Here’s an excerpt taken from an earlier draft of his book talking about how you humans will often put off things that are in your long-term best interest – even experiencing great discomfort – just because you don’t want to suffer immediate displeasure now (like crawling out of a warm bed on a cold night to take a leak).  Personally, I don’t see why you don’t go right there in bed, we do our business (numbers one and two) no matter where we’re at…it doesn’t bother us! 

I said long-term, but that could actually be as little as five minutes as demonstrated in the excerpt!  One of his mantras is, “You got to know sin to preach against sin”.  And yes, he finds himself occassionally writhing in bed just to put off what he naturally has to do.  And while he’s tossing and turning, he wonders how many others of you are just like him? 

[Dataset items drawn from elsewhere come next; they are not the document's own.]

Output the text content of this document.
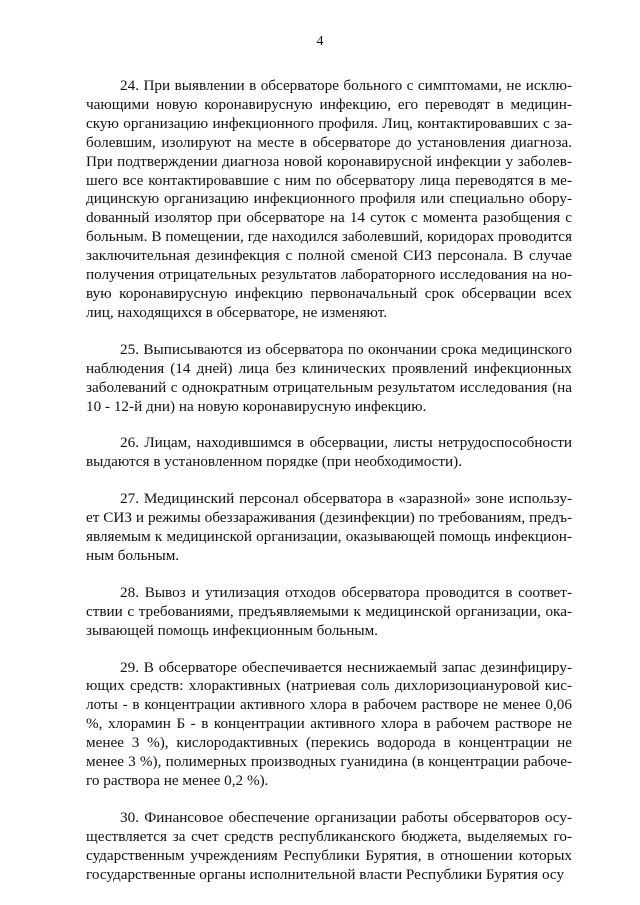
4

24. При выявлении в обсерваторе больного с симптомами, не исключающими новую коронавирусную инфекцию, его переводят в медицинскую организацию инфекционного профиля. Лиц, контактировавших с заболевшим, изолируют на месте в обсерваторе до установления диагноза. При подтверждении диагноза новой коронавирусной инфекции у заболевшего все контактировавшие с ним по обсерватору лица переводятся в медицинскую организацию инфекционного профиля или специально оборуdованный изолятор при обсерваторе на 14 суток с момента разобщения с больным. В помещении, где находился заболевший, коридорах проводится заключительная дезинфекция с полной сменой СИЗ персонала. В случае получения отрицательных результатов лабораторного исследования на новую коронавирусную инфекцию первоначальный срок обсервации всех лиц, находящихся в обсерваторе, не изменяют.

25. Выписываются из обсерватора по окончании срока медицинского наблюдения (14 дней) лица без клинических проявлений инфекционных заболеваний с однократным отрицательным результатом исследования (на 10 - 12-й дни) на новую коронавирусную инфекцию.

26. Лицам, находившимся в обсервации, листы нетрудоспособности выдаются в установленном порядке (при необходимости).

27. Медицинский персонал обсерватора в «заразной» зоне использует СИЗ и режимы обеззараживания (дезинфекции) по требованиям, предъявляемым к медицинской организации, оказывающей помощь инфекционным больным.

28. Вывоз и утилизация отходов обсерватора проводится в соответствии с требованиями, предъявляемыми к медицинской организации, оказывающей помощь инфекционным больным.

29. В обсерваторе обеспечивается неснижаемый запас дезинфицирующих средств: хлорактивных (натриевая соль дихлоризоциануровой кислоты - в концентрации активного хлора в рабочем растворе не менее 0,06 %, хлорамин Б - в концентрации активного хлора в рабочем растворе не менее 3 %), кислородактивных (перекись водорода в концентрации не менее 3 %), полимерных производных гуанидина (в концентрации рабочего раствора не менее 0,2 %).

30. Финансовое обеспечение организации работы обсерваторов осуществляется за счет средств республиканского бюджета, выделяемых государственным учреждениям Республики Бурятия, в отношении которых государственные органы исполнительной власти Республики Бурятия осу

It’s mid-February and twenty degrees below zero outside.  A strong north wind is slashing angrily at your loose fitting windowpane that’s missing several chunks of caulk.  It’s 3:30 am and you’re snuggled up under your goose down comforter with the electric blanket setting set on high.  Because you’re energy conscious, you’ve turned the thermostat down below the 60-degree range before crawling into bed.  Although it’s toasty under the covers, if you move your leg six inches you can feel the stone cold sheet brush against your lily-white sensitive skin.  Now your bladder is beginning to remind you that you shouldn’t have had that last cup of decaf coffee while watching Stephen Colbert.  How much discomfort are you going to endure before you force yourself out from your heavenly haven and answer nature’s call?  Each time you’re about to peel off the covers, you think about how cold the frigid linoleum floor will feel on the balls of your tender feet?  The damndest thing is, it only takes three minutes in a situation like this to solve the pressing, distressing concern – yet we’ll endure agony for much, much longer!  Although as each and every minute ticks by, the cliché – pay me now or pay me later – reinforces itself, we’ll do no different the next time.

His message with this excerpt is that too many things in your lives are merely a matter of scale; and this extinction thing is no different.  Too many of you humans will put off doing what’s right regarding haulting habitat destruction or poaching in favor of the short-term gain (which is often a monetary payoff)…but at our expense! 

As this ecologist – Mike Chase – points out in that link, if you humans aren’t willing to keep African elephants around much longer, what about other less important species (that is, less important in your minds)?